EDITORIAL State senator Carole Migden has stepped into the battle over a 440-unit housing development on the old University of California Extension site, and that creates some promise that the project can be taken off the fast track. State intervention may be critical; the university, which has a record of ignoring local land-use policies, wants developer A.F. Evans to get the project moving forward by the end of 2007, which has driven the San Francisco Planning Commission to schedule a Dec. 20 decision on the project’s environmental impact report. Migden, who isn’t afraid to play hardball, is contacting university officials to let them know she wants the EIR and the project approval delayed until city officials can negotiate a better deal for affordable housing.
Meanwhile, Sup. Ross Mirkarimi is demanding that the developer double the amount of below-market housing.

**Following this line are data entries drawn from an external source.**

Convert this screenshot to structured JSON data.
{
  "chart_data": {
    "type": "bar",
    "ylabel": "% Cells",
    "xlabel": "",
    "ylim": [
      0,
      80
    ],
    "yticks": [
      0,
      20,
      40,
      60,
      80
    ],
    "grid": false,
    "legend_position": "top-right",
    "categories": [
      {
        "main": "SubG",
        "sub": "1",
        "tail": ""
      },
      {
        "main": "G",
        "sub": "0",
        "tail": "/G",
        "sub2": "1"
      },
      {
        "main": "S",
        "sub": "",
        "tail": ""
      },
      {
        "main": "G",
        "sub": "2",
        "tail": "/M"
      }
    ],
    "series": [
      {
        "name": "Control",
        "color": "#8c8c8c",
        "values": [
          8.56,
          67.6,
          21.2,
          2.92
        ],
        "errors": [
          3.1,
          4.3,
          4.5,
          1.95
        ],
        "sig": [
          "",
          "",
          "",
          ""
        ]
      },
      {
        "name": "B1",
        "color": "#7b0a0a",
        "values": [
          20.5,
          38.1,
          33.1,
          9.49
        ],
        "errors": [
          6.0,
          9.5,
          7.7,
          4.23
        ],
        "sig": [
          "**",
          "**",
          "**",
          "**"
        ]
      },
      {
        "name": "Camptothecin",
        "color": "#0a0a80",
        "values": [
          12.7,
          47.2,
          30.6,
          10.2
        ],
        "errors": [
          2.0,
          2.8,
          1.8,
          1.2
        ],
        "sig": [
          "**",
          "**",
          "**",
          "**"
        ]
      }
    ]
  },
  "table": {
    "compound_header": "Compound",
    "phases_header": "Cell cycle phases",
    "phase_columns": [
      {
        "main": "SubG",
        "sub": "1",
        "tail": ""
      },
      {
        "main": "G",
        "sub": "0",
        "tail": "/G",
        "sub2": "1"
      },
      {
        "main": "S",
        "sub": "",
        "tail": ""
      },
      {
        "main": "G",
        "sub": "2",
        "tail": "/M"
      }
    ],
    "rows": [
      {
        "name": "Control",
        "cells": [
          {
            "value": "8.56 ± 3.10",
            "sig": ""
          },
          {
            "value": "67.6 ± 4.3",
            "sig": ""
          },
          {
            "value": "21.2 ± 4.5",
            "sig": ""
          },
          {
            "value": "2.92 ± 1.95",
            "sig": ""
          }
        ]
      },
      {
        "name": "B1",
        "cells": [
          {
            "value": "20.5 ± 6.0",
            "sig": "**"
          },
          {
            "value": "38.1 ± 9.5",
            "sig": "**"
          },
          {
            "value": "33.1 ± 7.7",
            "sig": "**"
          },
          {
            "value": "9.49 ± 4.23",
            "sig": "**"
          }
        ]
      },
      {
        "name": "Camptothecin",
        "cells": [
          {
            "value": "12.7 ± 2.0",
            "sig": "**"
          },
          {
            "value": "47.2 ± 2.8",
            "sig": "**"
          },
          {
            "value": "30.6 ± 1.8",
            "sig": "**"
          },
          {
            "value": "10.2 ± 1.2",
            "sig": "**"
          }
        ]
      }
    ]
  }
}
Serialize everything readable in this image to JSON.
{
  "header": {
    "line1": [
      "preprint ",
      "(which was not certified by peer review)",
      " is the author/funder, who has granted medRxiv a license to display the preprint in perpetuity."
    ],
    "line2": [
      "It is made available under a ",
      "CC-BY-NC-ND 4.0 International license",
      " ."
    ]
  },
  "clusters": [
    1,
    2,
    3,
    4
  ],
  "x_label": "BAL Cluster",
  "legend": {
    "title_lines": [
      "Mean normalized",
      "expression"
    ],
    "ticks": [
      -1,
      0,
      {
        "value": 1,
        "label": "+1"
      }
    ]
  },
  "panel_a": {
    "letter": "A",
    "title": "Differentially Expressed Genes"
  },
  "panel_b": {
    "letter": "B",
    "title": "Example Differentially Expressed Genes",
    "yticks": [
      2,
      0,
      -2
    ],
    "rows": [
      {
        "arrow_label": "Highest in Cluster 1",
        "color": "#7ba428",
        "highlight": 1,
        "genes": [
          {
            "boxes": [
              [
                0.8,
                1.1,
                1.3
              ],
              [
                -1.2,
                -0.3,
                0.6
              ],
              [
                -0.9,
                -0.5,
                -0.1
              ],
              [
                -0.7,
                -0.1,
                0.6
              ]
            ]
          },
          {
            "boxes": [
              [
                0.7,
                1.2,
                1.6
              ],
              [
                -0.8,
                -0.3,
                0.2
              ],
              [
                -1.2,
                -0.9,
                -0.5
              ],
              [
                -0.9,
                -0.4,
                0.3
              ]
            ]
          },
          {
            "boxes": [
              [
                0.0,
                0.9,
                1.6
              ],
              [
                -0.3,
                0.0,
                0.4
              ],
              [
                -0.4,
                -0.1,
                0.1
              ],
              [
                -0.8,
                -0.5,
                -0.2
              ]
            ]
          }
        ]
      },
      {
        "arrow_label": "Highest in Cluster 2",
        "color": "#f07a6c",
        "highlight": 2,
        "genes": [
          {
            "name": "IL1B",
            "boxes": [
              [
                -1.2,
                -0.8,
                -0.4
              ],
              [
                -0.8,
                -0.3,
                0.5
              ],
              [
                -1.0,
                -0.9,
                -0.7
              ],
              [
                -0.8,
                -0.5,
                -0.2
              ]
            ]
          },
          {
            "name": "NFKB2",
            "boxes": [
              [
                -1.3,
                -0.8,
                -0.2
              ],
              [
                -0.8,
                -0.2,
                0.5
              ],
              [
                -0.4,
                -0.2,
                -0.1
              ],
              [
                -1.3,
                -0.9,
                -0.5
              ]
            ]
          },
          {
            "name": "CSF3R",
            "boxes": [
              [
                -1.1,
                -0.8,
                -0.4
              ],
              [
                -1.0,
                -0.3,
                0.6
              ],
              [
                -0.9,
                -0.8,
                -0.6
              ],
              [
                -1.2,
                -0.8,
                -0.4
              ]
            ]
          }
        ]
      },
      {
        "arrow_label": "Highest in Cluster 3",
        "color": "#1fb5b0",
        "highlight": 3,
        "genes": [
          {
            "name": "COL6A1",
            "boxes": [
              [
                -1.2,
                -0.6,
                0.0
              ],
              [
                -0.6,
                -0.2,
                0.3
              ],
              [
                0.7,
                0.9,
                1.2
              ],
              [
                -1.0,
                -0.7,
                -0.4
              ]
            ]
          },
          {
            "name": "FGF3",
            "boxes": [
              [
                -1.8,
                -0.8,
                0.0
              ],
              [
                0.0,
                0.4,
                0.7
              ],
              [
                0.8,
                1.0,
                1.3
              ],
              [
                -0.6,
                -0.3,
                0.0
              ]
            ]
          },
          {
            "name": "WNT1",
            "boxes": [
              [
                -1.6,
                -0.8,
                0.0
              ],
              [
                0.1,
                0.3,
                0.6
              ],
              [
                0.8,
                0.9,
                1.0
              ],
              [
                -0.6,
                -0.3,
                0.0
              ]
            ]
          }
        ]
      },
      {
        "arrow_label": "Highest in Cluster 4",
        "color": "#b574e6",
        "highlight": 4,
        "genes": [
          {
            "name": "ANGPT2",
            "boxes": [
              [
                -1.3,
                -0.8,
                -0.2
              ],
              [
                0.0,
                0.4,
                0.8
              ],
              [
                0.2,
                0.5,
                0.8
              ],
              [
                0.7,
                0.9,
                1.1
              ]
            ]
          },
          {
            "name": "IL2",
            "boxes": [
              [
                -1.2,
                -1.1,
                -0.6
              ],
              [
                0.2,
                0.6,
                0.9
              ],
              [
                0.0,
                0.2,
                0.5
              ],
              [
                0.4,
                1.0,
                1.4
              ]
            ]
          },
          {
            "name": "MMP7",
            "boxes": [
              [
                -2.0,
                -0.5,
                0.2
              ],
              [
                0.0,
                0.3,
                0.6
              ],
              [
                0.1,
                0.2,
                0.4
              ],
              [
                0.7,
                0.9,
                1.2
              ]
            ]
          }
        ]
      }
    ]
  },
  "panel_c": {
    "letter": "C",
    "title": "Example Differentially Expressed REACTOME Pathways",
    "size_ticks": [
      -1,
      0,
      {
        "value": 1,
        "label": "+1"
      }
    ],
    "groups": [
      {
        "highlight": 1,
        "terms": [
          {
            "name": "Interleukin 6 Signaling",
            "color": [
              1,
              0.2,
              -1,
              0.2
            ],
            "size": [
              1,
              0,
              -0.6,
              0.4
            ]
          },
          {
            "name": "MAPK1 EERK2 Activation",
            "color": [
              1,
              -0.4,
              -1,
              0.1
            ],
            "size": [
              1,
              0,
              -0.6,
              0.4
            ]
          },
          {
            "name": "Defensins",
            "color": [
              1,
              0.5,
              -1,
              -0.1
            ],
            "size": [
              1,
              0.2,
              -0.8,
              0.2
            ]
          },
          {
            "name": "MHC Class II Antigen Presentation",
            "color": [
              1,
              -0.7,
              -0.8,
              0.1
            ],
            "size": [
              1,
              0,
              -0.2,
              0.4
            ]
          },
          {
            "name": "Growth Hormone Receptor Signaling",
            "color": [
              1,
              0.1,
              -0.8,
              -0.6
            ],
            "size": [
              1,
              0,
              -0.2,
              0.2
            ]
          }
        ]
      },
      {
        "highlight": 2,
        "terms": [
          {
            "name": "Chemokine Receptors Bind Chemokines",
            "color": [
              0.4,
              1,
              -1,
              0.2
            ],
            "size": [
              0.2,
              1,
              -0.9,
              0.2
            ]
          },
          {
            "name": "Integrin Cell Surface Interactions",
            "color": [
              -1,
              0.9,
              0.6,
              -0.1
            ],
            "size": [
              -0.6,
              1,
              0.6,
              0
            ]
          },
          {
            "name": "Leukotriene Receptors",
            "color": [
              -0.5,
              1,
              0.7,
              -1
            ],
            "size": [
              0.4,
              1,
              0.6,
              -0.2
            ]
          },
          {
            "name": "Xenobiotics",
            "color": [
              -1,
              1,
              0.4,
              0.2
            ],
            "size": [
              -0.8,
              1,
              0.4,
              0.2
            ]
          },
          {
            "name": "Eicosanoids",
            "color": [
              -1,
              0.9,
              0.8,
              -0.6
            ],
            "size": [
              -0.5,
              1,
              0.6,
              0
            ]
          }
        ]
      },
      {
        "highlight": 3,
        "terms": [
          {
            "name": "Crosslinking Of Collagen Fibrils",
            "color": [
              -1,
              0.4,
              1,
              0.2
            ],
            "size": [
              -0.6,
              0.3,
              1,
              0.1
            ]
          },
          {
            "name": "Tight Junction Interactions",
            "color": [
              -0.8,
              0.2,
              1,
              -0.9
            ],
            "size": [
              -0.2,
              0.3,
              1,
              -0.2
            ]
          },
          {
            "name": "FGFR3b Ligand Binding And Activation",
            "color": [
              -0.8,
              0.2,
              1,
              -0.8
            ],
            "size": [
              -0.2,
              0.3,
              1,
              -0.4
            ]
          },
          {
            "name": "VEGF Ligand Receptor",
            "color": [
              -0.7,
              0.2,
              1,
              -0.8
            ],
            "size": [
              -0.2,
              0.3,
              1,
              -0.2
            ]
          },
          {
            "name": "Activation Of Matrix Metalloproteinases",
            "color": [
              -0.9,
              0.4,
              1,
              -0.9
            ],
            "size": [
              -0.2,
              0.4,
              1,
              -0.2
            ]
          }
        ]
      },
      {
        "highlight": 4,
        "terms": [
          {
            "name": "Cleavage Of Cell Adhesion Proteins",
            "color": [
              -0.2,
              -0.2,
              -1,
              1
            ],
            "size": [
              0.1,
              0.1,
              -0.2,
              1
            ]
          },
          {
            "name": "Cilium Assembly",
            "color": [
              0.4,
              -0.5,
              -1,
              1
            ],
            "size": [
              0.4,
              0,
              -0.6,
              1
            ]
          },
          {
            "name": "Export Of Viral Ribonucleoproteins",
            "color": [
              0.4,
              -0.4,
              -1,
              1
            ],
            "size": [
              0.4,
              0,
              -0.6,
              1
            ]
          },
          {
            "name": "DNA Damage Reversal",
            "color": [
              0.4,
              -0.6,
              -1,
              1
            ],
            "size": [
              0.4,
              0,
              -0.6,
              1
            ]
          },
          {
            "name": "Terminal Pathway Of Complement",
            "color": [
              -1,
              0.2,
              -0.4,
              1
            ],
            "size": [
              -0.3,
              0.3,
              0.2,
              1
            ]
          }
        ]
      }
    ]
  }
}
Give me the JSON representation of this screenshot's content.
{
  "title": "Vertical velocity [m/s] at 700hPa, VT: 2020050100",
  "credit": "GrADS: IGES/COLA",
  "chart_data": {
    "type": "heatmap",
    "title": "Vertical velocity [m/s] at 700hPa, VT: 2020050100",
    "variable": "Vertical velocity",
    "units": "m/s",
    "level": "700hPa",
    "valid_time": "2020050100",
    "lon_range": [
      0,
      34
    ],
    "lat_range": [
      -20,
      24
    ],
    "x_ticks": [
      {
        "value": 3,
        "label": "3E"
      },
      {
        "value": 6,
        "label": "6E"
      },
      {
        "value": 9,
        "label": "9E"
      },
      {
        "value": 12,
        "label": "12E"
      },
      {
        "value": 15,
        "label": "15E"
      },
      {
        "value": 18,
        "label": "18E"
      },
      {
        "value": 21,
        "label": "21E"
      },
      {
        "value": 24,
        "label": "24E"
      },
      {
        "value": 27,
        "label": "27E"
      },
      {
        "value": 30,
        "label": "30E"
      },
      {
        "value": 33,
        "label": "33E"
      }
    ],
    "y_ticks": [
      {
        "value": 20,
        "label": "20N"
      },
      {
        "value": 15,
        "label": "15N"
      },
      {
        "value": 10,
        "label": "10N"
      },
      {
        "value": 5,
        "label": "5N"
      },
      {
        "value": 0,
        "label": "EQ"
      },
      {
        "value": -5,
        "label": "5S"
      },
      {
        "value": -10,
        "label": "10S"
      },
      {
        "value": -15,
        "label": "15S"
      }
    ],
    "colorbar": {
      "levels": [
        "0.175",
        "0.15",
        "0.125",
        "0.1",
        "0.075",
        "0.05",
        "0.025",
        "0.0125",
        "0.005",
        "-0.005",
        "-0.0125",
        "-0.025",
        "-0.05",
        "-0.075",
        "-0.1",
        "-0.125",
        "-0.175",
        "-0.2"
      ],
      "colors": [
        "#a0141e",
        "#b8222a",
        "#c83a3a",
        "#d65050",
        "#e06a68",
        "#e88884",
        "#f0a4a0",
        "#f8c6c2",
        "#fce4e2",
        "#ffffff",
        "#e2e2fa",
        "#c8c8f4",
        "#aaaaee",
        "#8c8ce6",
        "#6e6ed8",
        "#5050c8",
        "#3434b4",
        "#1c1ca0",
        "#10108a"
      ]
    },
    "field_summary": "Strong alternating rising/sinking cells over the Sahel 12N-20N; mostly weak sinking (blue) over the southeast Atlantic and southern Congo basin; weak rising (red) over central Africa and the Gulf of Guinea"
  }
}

Mirkarimi and Migden are absolutely right here: the project site is public land that’s being turned over to a private developer for private use and the city could be getting a much better deal. Evans is offering to set aside just 20 percent of the units for people who aren’t rich and that’s nowhere near enough to justify turning over public land. Part of the fault lies with the UC, which wants Evans to pay a stiff fee for the use of the land; that’s something Migden ought to press university officials to reconsider.
In the meantime, the Planning Commission should take the EIR off the December calendar and give everyone involved some more time to negotiate.